Let’s play a game.

  1. Think of a lesbian character on TV or in film.
  2. Did she get to live?
  3. If yes, did her partner get to live?
  4. If yes, did they get a happy ending?

I doubt you got as far as 4. If you did, can you name another?

Let’s try this, then.

  1. Think of a straight character on TV or in film.
  2. Did they get to live?
  3. If yes, did their partner get to live?
  4. If yes, did they get a happy ending?

I doubt you’ll find it difficult to think of one. I can think of ten very easily, without even trying.

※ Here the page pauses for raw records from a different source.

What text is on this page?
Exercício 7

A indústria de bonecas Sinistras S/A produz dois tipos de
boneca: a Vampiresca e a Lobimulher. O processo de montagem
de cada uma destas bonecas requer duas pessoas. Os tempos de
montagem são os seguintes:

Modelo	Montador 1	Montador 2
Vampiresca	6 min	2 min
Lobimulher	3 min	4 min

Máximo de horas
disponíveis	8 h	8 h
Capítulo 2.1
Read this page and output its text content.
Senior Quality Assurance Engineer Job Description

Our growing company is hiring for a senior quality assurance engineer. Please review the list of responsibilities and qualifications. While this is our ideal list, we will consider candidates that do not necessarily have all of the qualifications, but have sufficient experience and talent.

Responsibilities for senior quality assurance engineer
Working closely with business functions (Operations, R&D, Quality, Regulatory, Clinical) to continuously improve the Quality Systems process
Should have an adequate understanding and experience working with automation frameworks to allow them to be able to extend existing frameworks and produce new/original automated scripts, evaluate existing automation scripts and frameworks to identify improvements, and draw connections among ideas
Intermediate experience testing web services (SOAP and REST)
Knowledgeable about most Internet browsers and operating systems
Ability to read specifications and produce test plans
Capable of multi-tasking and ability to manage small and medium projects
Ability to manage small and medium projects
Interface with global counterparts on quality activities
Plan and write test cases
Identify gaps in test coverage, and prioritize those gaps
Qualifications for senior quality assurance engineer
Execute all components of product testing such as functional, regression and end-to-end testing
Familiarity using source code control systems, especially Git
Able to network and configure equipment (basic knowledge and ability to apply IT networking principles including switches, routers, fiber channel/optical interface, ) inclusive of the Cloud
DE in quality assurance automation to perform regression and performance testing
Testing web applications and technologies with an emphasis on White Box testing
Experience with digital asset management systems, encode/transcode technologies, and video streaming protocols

I’m bored of it. I’m bored of getting texts from my friends telling me that another character they loved – that they watched a show for, because we have to do that – had been killed. I’m bored of no happy endings. I’m bored of it being such a pervasive issue that someone has felt the need to make a list of media in which the lesbians don’t die. It’s in its infancy, prompted by a recent plot development on a popular show (clue: a dead lesbian, again), but it looks to be an important and positive thing. I just wish it wasn’t necessary. I’m bored of writers like Sally Wainwright adding to it, then telling us it’s a myth. The most common argument that I hear is “straight characters get killed off too” and “it’s important for the narrative”, but that just isn’t good enough. Each character exists within the wider culture, and the wider culture is littered with our bodies. I want writers to acknowledge this, to be aware of the communities they are representing and to do something about it. It doesn’t take much to find examples of storylines that have prompted people coming out to their families, and to themselves. It normalises us. It makes us acceptable. It must feel so good to create that. It must feel so good to keep going.

Interestingly, it’s not even a myth at all. American film production from 1934 to 1968 was regulated by the Production Code Administration, known as The Code, which censored the film industry. This is a very interesting article about it. The Code states that “impure love, the love which society has always regarded as wrong and which has been banned by divine law … must not be presented as attractive and beautiful“: in other words, it may be shown, but not positively. Sure, The Code was replaced in 1968 with the familiar G-NC-17 ratings system, but films about gay people are habitually rated R without what many see as just cause, so I’m not sure it’s really changed all that much. And it would be naive to suggest that British ratings are unaffected by American ones.

Carol was so groundbreaking because of this trope: before Patricia Highsmith wrote it, there were never any happy endings for lesbians, and theirs is barely even that happy. Last Tango In Halifax was pretty groundbreaking, too, until Sally Wainwright couldn’t work out how to get out of the corner she’d painted herself into so, instead of dealing with Celia’s homophobia and racism, she took the easy way out and just took away the problem. Apparently, Caroline will not have another love interest: she has been made sexless, which is apparently the only way we can be acceptable. I, and countless others like me, feel used and ignored.

The single, solitary glimmer of hope right now seems to be Call The Midwife – who would’ve thought?! But that’s just one story line that hasn’t ended in horror. I want mainstream lesbians. I want to be in mainstream media. I want to be seen. And I want your romantic happy endings. I want teenage girls to see themselves on the television. I want those storylines to be woven into mainstream programmes, for the girls like I was who didn’t accept themselves, who wouldn’t dare watch A Lesbian Show, for fear of being found out. I want them to see storylines that give them something to aspire to, like the countless romances that their heterosexual counterparts have. I want them to see that they have happiness in their future as women who love women.

I want to be seen by straight people so that they don’t hate us.

When those who have the power to name and to socially construct reality choose not to see you or hear you, whether you are dark-skinned, old, disabled, female, or speak with a different accent or dialect than theirs, when someone with the authority of a teacher, say, describes the world and you are not in it, there is a moment of psychic disequilibrium, as if you looked into a mirror and saw nothing – Adrienne Rich

And when those with the power to name and socially construct reality choose to kill you off, there comes a moment of understanding: the only way we are acceptable is in isolation, grieving, or dead. The only way we are acceptable, if we exist at all, is to be lesser.

Ultimately, being visible in the media makes us acceptable. If we are acceptable on our screens, perhaps we won’t keep dying in real life. I went to school with someone who is now serving time for taking part in kicking a man to death for being gay. This is not abstract. This is not history. This is now, and the endless stream of dead lesbians on the television is really not helping.

Note: as a bisexual woman, I use ‘lesbian’ to group together characters who are women-loving-women, because it is easiest. This isn’t ideal.